Ryan:Well, now I’m going to send you a strongly worded email as well.
Danny:Do we have any Pop-Tarts left, or did you eat the last one this morning?
Ryan:Yes. In my panties.
Danny:Well, well, Ryan. And here I thought you were more of a boxer-briefs guy. Bikini cut or thong?
Ryan:PANTRY! For the love of God, pantry. This is why I hate texting. I would never accidentally say the Pop-Tarts are in my panties if this was a phone call.
Danny:So you say.
Ryan:This is all your fault for calling my phone stupid the other day. My phone heard you, and now it’s taking out its revenge on me.
Ryan:Is Giovanni’s good for dinner tonight? I’m almost done with this bowling match on the mainland, so I thought I’d just bring home some pizza on the way back.
Danny:Are you planning on obtaining this pizza the same way as last time?
Ryan:I thought we agreed to never speak of that again?

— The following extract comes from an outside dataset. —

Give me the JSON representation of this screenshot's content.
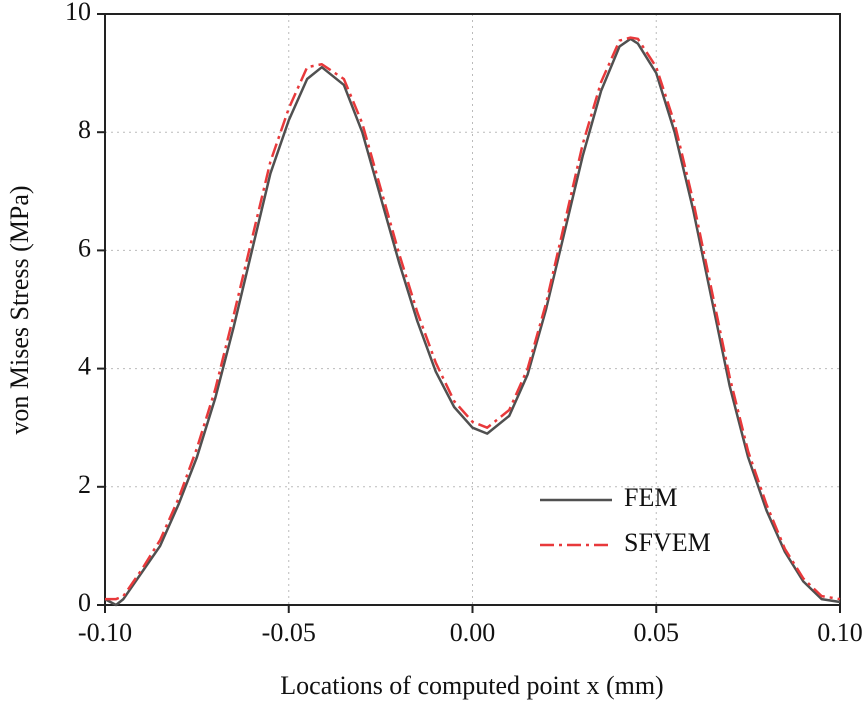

Danny:I never agreed to such nonsense.
Ryan:Well, that would be a no, since you won’t be there with me.
Ryan:I mean, no one will be there with me, not just you, so it won’t happen again.
Ryan:I mean, it’s not like YOU have to be there for that to happen again.
Ryan:It would probably be weird if that happened with another random stranger at a pizza place, but it’s not like it could NEVER happen.
Ryan:How about tacos? Tacos sound good. I’ll just bring home tacos.
Danny:Sal told Cynthia about Harold going to the strip club! He is losing his mind!
Ryan:NO! You promised not to listen to the scanner without me!
Danny:It’s your fault for being late coming home.
Ryan:I had a parent-teacher conference! I don’t know if I’ll be able to recover from this type of betrayal.
Danny:It’s not like we can rewind this thing and listen to what we missed! I’m doing you a favor. How else would you know that Harold found out when Sal told him to respond to a noise complaint at Harold’s own home? Because Cynthia was screaming and tossing dishes.
Ryan:OMG, tell me everything!
Danny:I thought you were in the middle of a parent-teacher conference?
Ryan:Eh, the kid has a C. It’s not like he’s failing.
Danny:Look at you, walking on the wild side! Okay, brace yourself, because there’s glitter involved.
Ryan:Glitter really does ruin everything, not just Christmas newsletters.